The group then marched through the skyway while chanting and drumming in different languages, calling out “Huelga!” in Spanish, which means “strike.”
“Sí se puede! (Yes we can!)” they called out as hundreds of downtown workers milled about during the lunch hour. “El pueblo unido jamás será vencido! (The people united will never be defeated!)”
They stopped twice to lay a wreath near candle lit photos of Palma and another union member, Armando Solis, who died during the pandemic.
“I think it’s important to honor his memory, so everybody including his family knows we haven’t forgotten about them,” Tapia said of Palma, who worked in the Ameriprise building.
Contracts covering nearly 8,000 janitors, airport workers, and other essential workers with SEIU Local 26 are set to expire December 31, according to a news release from the union.
Many of the janitorial workers in the union work for subcontractors, so they aren’t directly employed by the companies whose downtown offices they clean.
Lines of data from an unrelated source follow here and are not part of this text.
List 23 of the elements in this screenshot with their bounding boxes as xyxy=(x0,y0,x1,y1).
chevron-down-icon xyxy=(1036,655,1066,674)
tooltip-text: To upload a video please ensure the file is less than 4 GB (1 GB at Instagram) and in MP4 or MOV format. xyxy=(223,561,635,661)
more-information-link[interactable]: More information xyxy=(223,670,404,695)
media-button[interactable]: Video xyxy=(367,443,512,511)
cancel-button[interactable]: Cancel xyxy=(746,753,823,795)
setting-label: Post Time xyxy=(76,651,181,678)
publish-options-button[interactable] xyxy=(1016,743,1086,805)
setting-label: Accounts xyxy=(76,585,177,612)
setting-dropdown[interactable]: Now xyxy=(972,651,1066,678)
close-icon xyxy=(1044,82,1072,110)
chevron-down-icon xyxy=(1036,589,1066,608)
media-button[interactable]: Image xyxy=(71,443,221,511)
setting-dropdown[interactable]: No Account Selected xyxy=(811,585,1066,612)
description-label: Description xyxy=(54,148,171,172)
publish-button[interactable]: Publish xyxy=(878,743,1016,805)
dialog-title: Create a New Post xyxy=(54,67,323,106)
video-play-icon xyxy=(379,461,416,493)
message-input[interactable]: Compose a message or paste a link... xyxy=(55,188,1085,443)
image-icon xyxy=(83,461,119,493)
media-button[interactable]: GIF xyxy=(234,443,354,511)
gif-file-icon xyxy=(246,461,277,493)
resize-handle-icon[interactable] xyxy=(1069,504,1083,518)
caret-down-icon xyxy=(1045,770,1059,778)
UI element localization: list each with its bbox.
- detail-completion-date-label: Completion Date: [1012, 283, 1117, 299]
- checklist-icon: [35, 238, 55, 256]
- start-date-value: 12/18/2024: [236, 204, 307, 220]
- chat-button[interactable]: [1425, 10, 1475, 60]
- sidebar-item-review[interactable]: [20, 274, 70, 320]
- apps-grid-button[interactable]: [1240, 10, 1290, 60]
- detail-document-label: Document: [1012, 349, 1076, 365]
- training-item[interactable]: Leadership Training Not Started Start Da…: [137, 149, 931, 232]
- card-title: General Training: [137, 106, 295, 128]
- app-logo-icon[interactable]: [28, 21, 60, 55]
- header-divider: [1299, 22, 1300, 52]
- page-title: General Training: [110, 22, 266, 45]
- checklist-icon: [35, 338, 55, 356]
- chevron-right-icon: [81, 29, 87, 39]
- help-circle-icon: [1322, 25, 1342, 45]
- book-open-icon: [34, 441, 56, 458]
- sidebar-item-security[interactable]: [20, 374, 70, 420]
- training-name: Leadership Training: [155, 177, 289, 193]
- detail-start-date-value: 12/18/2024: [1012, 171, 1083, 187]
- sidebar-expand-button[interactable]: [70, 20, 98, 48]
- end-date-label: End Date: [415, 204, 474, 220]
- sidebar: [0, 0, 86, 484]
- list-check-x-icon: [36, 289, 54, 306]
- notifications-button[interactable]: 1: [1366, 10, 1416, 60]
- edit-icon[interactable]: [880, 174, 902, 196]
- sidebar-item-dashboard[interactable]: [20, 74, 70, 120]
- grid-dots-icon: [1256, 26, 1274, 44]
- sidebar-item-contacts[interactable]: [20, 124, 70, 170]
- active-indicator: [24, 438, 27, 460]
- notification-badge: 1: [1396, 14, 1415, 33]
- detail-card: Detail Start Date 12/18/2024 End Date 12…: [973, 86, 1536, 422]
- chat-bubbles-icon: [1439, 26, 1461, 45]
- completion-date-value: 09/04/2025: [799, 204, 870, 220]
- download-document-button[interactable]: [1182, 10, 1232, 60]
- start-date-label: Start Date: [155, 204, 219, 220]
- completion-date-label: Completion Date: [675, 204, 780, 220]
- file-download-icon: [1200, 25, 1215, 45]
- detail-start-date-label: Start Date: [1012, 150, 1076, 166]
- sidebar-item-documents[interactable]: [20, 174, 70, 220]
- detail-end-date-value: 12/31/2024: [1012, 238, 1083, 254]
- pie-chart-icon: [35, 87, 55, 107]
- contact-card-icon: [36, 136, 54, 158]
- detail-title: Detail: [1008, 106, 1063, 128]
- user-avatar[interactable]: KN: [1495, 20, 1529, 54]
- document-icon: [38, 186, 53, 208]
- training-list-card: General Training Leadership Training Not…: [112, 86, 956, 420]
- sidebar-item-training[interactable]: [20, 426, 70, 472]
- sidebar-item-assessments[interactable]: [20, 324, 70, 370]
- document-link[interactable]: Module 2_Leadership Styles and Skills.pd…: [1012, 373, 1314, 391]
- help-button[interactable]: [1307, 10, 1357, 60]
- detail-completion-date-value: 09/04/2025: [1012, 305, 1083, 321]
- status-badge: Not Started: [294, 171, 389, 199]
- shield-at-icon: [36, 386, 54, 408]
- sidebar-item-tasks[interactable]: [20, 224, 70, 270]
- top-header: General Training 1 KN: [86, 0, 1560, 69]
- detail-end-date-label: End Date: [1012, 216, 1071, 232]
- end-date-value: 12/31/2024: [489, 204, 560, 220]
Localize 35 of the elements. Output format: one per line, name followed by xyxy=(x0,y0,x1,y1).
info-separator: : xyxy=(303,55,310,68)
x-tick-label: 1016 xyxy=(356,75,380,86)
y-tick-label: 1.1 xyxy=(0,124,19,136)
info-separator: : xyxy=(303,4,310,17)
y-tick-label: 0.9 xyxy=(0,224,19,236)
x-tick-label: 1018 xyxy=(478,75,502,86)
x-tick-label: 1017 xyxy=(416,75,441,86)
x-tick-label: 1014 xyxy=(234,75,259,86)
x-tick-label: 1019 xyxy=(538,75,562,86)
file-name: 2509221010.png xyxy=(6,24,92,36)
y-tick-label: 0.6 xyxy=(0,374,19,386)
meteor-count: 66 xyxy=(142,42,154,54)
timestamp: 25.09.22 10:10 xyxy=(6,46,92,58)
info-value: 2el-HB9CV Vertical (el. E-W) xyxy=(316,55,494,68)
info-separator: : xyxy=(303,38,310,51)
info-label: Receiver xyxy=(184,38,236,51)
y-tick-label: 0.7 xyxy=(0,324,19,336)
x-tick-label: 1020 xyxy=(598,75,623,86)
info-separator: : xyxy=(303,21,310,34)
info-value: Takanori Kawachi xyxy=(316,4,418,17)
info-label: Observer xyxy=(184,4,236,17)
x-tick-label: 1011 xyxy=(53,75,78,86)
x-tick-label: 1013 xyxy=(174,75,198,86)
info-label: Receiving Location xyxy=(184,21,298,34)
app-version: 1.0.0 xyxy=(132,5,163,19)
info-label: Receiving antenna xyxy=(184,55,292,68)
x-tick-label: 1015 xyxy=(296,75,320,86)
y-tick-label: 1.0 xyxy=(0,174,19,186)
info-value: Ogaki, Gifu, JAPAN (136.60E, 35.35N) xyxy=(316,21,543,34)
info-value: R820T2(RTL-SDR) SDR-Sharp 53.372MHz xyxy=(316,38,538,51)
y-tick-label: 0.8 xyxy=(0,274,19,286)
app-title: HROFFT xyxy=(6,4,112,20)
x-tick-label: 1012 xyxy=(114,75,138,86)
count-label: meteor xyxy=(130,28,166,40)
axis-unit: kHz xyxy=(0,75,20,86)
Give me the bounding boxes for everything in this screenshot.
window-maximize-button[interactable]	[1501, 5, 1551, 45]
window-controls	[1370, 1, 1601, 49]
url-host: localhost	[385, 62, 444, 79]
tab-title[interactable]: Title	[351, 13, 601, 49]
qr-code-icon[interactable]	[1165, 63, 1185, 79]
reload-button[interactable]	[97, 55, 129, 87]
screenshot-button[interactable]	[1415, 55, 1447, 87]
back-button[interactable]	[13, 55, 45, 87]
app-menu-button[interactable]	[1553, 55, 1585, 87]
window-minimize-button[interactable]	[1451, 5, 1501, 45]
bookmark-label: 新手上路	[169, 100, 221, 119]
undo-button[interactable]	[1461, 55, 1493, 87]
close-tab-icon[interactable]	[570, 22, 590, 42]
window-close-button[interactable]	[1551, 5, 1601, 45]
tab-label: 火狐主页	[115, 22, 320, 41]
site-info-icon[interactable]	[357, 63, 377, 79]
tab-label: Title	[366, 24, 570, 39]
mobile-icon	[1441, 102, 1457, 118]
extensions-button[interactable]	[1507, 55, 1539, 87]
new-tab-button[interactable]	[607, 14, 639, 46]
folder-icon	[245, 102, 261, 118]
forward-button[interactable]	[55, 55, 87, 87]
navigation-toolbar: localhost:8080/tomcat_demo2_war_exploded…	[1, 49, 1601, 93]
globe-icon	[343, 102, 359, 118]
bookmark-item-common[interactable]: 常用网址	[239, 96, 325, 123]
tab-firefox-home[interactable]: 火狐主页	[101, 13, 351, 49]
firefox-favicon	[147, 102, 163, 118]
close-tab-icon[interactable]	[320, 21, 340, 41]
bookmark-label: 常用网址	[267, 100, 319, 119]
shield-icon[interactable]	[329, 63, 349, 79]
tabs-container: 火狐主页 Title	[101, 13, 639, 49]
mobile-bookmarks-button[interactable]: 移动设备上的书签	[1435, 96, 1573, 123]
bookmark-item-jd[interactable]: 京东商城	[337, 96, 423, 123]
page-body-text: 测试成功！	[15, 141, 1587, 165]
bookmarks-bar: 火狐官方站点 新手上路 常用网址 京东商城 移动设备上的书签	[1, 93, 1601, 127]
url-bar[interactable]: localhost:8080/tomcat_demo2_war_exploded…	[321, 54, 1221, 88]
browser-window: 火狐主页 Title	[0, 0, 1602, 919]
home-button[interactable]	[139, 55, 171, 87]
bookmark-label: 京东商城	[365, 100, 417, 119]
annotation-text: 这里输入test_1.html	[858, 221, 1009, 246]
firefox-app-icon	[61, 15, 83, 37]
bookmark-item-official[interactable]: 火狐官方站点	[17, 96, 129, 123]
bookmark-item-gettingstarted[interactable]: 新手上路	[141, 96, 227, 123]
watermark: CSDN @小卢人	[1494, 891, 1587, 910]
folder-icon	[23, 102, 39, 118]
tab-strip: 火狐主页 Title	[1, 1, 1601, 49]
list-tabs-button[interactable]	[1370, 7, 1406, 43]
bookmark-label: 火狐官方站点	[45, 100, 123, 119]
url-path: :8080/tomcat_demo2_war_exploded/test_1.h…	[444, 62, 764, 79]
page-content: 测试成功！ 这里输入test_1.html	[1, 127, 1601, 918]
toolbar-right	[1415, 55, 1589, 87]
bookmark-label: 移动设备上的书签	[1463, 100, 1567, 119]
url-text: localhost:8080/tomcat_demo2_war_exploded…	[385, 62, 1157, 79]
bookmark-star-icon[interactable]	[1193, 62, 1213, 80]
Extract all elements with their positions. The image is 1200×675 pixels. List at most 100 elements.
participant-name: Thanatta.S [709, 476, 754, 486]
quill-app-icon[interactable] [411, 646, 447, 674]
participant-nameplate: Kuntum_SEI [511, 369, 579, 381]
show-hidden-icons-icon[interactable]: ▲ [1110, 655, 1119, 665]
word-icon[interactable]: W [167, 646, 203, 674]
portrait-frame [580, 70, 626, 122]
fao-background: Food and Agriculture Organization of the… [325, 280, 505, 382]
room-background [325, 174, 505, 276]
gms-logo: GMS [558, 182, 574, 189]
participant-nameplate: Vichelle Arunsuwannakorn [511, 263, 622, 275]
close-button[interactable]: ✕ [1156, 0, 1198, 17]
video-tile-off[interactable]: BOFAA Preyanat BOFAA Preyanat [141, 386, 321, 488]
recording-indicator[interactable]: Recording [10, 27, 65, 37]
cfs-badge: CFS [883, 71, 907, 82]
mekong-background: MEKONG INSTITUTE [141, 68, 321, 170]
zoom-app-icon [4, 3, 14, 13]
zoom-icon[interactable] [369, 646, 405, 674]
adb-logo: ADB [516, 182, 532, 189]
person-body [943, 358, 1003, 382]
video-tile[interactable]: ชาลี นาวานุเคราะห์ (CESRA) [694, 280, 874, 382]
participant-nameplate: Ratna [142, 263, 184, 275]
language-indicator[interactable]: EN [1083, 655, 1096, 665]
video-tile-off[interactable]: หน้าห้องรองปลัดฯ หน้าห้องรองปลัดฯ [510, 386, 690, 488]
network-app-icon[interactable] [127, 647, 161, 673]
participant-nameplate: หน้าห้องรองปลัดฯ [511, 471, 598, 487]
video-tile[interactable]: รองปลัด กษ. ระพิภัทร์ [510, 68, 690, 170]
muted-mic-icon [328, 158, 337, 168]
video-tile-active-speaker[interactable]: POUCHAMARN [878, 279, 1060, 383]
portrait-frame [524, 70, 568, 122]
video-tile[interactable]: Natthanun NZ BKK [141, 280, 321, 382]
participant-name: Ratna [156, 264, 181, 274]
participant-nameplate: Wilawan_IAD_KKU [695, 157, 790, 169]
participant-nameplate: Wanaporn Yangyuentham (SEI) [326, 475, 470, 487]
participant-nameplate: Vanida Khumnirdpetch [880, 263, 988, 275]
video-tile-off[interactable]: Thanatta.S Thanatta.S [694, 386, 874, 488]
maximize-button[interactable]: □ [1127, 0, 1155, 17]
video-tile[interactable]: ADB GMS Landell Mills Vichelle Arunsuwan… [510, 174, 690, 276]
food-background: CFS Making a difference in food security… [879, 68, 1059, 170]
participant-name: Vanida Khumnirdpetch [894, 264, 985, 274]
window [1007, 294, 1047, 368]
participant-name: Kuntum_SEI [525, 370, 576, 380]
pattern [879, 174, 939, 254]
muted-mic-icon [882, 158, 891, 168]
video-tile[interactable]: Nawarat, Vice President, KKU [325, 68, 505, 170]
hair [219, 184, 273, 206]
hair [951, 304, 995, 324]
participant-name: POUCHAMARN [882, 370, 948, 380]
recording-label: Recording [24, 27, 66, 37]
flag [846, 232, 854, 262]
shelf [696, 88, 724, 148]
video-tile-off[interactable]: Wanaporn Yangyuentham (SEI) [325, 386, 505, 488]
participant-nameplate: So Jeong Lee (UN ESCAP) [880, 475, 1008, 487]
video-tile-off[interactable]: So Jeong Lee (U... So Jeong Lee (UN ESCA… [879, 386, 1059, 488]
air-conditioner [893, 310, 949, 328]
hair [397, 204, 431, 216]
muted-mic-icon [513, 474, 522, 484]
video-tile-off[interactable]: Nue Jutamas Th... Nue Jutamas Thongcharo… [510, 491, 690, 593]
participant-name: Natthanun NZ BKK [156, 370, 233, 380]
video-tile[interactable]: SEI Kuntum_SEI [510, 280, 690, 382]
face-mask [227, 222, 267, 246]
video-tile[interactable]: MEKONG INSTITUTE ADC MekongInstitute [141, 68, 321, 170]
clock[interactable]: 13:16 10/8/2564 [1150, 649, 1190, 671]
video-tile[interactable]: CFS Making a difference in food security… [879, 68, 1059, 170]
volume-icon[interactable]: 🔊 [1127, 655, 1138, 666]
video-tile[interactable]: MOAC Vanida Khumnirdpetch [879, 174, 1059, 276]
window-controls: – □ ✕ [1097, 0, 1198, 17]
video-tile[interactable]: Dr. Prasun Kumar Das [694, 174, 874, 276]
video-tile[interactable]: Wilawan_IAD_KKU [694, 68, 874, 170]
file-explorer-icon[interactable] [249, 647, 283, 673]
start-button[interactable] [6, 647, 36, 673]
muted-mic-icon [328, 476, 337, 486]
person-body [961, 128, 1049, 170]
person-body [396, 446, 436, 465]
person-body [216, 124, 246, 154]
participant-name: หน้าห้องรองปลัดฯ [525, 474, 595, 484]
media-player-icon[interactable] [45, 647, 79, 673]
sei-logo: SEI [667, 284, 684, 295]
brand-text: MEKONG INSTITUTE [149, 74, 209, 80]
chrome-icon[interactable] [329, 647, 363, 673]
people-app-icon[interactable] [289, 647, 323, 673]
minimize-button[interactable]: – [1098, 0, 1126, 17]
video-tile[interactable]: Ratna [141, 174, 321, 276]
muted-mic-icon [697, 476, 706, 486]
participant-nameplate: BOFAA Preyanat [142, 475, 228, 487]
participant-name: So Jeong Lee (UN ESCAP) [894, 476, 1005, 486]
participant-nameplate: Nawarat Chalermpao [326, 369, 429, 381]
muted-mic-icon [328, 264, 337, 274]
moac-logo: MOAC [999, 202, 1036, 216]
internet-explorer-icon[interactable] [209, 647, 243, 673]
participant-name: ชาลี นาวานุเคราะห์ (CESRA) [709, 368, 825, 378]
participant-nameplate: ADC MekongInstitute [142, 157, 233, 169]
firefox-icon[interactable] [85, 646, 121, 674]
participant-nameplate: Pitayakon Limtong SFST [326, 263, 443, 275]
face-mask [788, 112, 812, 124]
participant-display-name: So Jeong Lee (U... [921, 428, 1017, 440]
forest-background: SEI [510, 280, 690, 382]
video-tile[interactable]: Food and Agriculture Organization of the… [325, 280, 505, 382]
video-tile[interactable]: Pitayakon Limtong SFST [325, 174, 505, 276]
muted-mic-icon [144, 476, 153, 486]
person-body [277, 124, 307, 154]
Greg Nammacher, union president, said they’ve already begun bargaining with “dozens” of janitorial subcontractors that hire union members in the seven-county metro area.
Kone said the union has set a deadline of no later than March 2, 2024, for their demands to be met.
The workers marched from Government Plaza to Target headquarters on Nicollet Mall.
SEIU spokesperson Josh Keller said that many of the attendees were off the clock, but that some had to get ready to work a night shift.
Atayde Ríos, a janitor at PNC Plaza, said she marched because she wants a better salary and retirement benefits.
“There are some employees scared to go out and march,” Ríos said in Spanish, “because they think the bosses are going to get mad and retaliate or even fire them.”
Ríos said it was important to join the union’s fight to represent others who couldn’t, or who were too scared to participate.
“You don’t have to be scared if we’re fighting together,” Ríos said.
As the march concluded at City Hall, Minneapolis Mayor Jacob Frey greeted the union members, shaking their hands and telling them, “We’re with you guys.”
Kone gathered the group at City Hall and gave them some last words of encouragement, and reminded them that the union is pushing the Minneapolis City Council to establish a labor standards board in 2024 that would help establish standard working conditions, address issues raised by workers such as wage disputes, and give workers more resources when addressing discrimination.